Museums recovering slowly from the effects of the coronavirus pandemic
The Art Newspaper has published its Visitor Figures Survey for 2022 which shows that museums are struggling to regain visitors after the Covid closures.
Some 141 million visits were made to the world’s top 100 art museums in 2022, which is double the number recorded the previous year but significantly down on the 230 million visits enjoyed in 2019.
Paris' Louvre Museum was the world's most visited art museum welcoming 7,726,321 visitors in 2022. Up 173% on the 2021 number of visitors, this was still significantly down on the 9.6 million who visited in 2019.
There were bright spots. In Paris, the Fondation Louis Vuitton saw its figures rise by a third, from just over a million in 2019 to almost 1.4 million last year, helped by its blockbuster exhibition of the Morozov Collection, which had a staggering 1.2 million visitors. An exhibition about Matisse’s The Red Studio painting helped the National Gallery of Denmark in Copenhagen achieve its highest ever attendance, as it welcomed more than 492,000 visitors, while the Museum of Fine Arts in Budapest saw an increase of 47% on 2019, helped by a Hieronymus Bosch blockbuster, the second most popular exhibition in the museum’s history.

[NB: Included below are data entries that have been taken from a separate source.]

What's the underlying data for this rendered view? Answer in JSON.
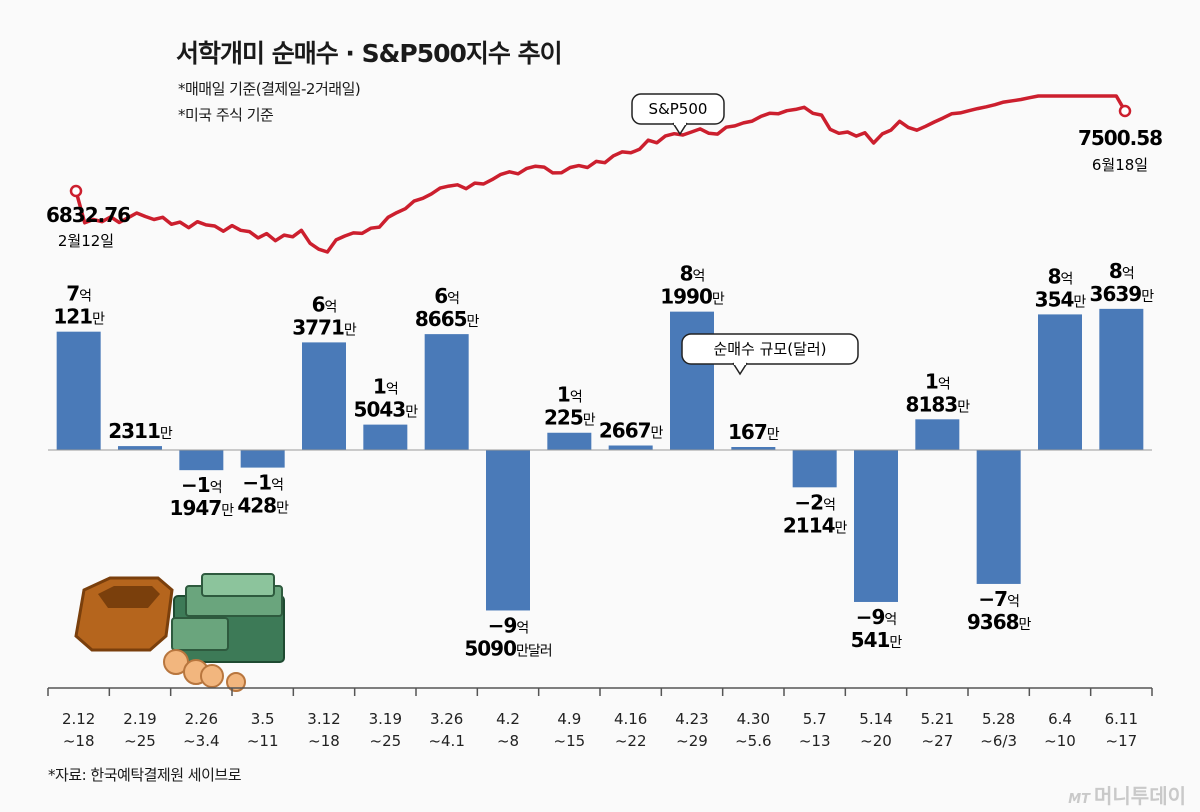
{
  "header": {
    "title": "서학개미 순매수 · S&P500지수 추이",
    "note1": "*매매일 기준(결제일-2거래일)",
    "note2": "*미국 주식 기준"
  },
  "footer": {
    "source": "*자료: 한국예탁결제원 세이브로",
    "brand_logo": "MT",
    "brand": "머니투데이"
  },
  "colors": {
    "bar": "#4a7ab8",
    "line": "#cc1f2e",
    "axis": "#555555"
  },
  "chart_data": [
    {
      "type": "bar",
      "title": "순매수 규모(달러)",
      "unit_label": "달러",
      "categories": [
        "2.12\n~18",
        "2.19\n~25",
        "2.26\n~3.4",
        "3.5\n~11",
        "3.12\n~18",
        "3.19\n~25",
        "3.26\n~4.1",
        "4.2\n~8",
        "4.9\n~15",
        "4.16\n~22",
        "4.23\n~29",
        "4.30\n~5.6",
        "5.7\n~13",
        "5.14\n~20",
        "5.21\n~27",
        "5.28\n~6/3",
        "6.4\n~10",
        "6.11\n~17"
      ],
      "values": [
        701210000,
        23110000,
        -119470000,
        -104280000,
        637710000,
        150430000,
        686650000,
        -950900000,
        102250000,
        26670000,
        819900000,
        1670000,
        -221140000,
        -900541000,
        181830000,
        -793680000,
        803540000,
        836390000
      ],
      "labels": [
        {
          "line1": "7억",
          "line2": "121만"
        },
        {
          "line1": "",
          "line2": "2311만"
        },
        {
          "line1": "−1억",
          "line2": "1947만"
        },
        {
          "line1": "−1억",
          "line2": "428만"
        },
        {
          "line1": "6억",
          "line2": "3771만"
        },
        {
          "line1": "1억",
          "line2": "5043만"
        },
        {
          "line1": "6억",
          "line2": "8665만"
        },
        {
          "line1": "−9억",
          "line2": "5090만달러"
        },
        {
          "line1": "1억",
          "line2": "225만"
        },
        {
          "line1": "",
          "line2": "2667만"
        },
        {
          "line1": "8억",
          "line2": "1990만"
        },
        {
          "line1": "",
          "line2": "167만"
        },
        {
          "line1": "−2억",
          "line2": "2114만"
        },
        {
          "line1": "−9억",
          "line2": "541만"
        },
        {
          "line1": "1억",
          "line2": "8183만"
        },
        {
          "line1": "−7억",
          "line2": "9368만"
        },
        {
          "line1": "8억",
          "line2": "354만"
        },
        {
          "line1": "8억",
          "line2": "3639만"
        }
      ]
    },
    {
      "type": "line",
      "title": "S&P500",
      "start": {
        "value": "6832.76",
        "date": "2월12일"
      },
      "end": {
        "value": "7500.58",
        "date": "6월18일"
      },
      "values": [
        6832.76,
        6835,
        6850,
        6840,
        6862,
        6836,
        6858,
        6880,
        6864,
        6850,
        6860,
        6828,
        6838,
        6812,
        6840,
        6825,
        6820,
        6796,
        6822,
        6800,
        6794,
        6765,
        6785,
        6752,
        6778,
        6770,
        6800,
        6740,
        6713,
        6700,
        6756,
        6774,
        6788,
        6786,
        6810,
        6815,
        6860,
        6882,
        6900,
        6935,
        6948,
        6968,
        6995,
        7004,
        7010,
        6992,
        7018,
        7014,
        7034,
        7058,
        7070,
        7061,
        7086,
        7096,
        7092,
        7065,
        7066,
        7090,
        7099,
        7090,
        7118,
        7112,
        7144,
        7162,
        7158,
        7174,
        7216,
        7204,
        7236,
        7246,
        7240,
        7254,
        7268,
        7248,
        7244,
        7276,
        7282,
        7296,
        7304,
        7326,
        7340,
        7338,
        7352,
        7358,
        7368,
        7340,
        7332,
        7266,
        7248,
        7254,
        7235,
        7250,
        7203,
        7245,
        7262,
        7303,
        7275,
        7262,
        7280,
        7300,
        7318,
        7338,
        7342,
        7352,
        7362,
        7370,
        7380,
        7392,
        7398,
        7404,
        7412,
        7422,
        7430,
        7436,
        7442,
        7450,
        7458,
        7466,
        7475,
        7482,
        7490,
        7500.58
      ]
    }
  ]
}
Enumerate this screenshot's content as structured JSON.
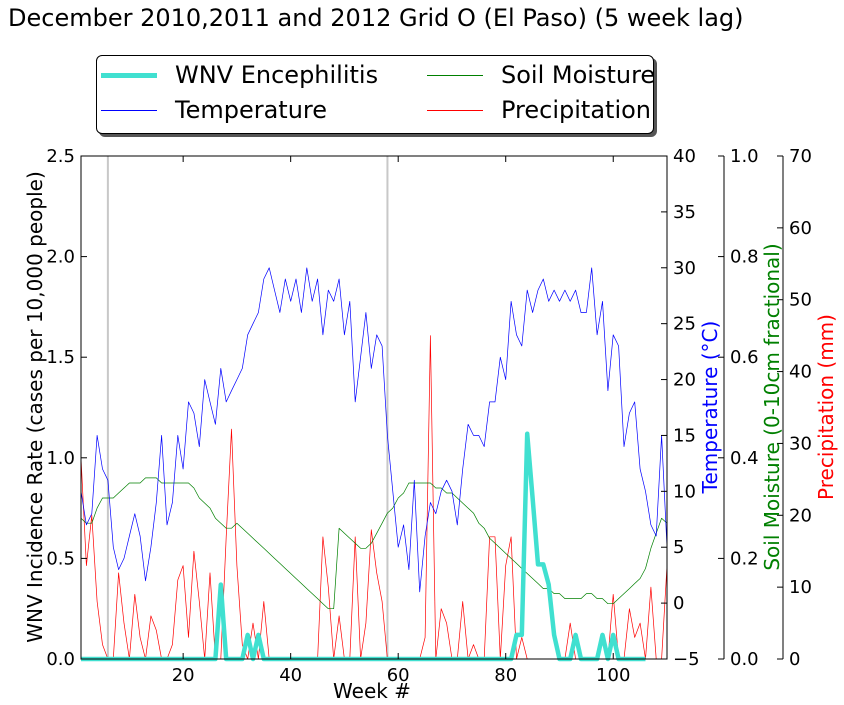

However, London's museums in particular still have a long way to go to regain the number of visitors they had in 2019. The British Museum reported 4.1 million visitors, more than three times higher than in 2021, when it received 1.3 million. However this number is still more than a third down on its 2019 number of 6.2 million.
Despite mounting popular Raphael and Freud exhibitions, the National Gallery had the dubious honour of having lost more visitors than any other museum surveyed, with nearly 3.3 million fewer visitors in 2022 than in 2019, the last year before Covid-19 hit.
London museums attribute the reduction to several factors most notably the reduction of international tourism, extreme weather in 2022 and transport strikes.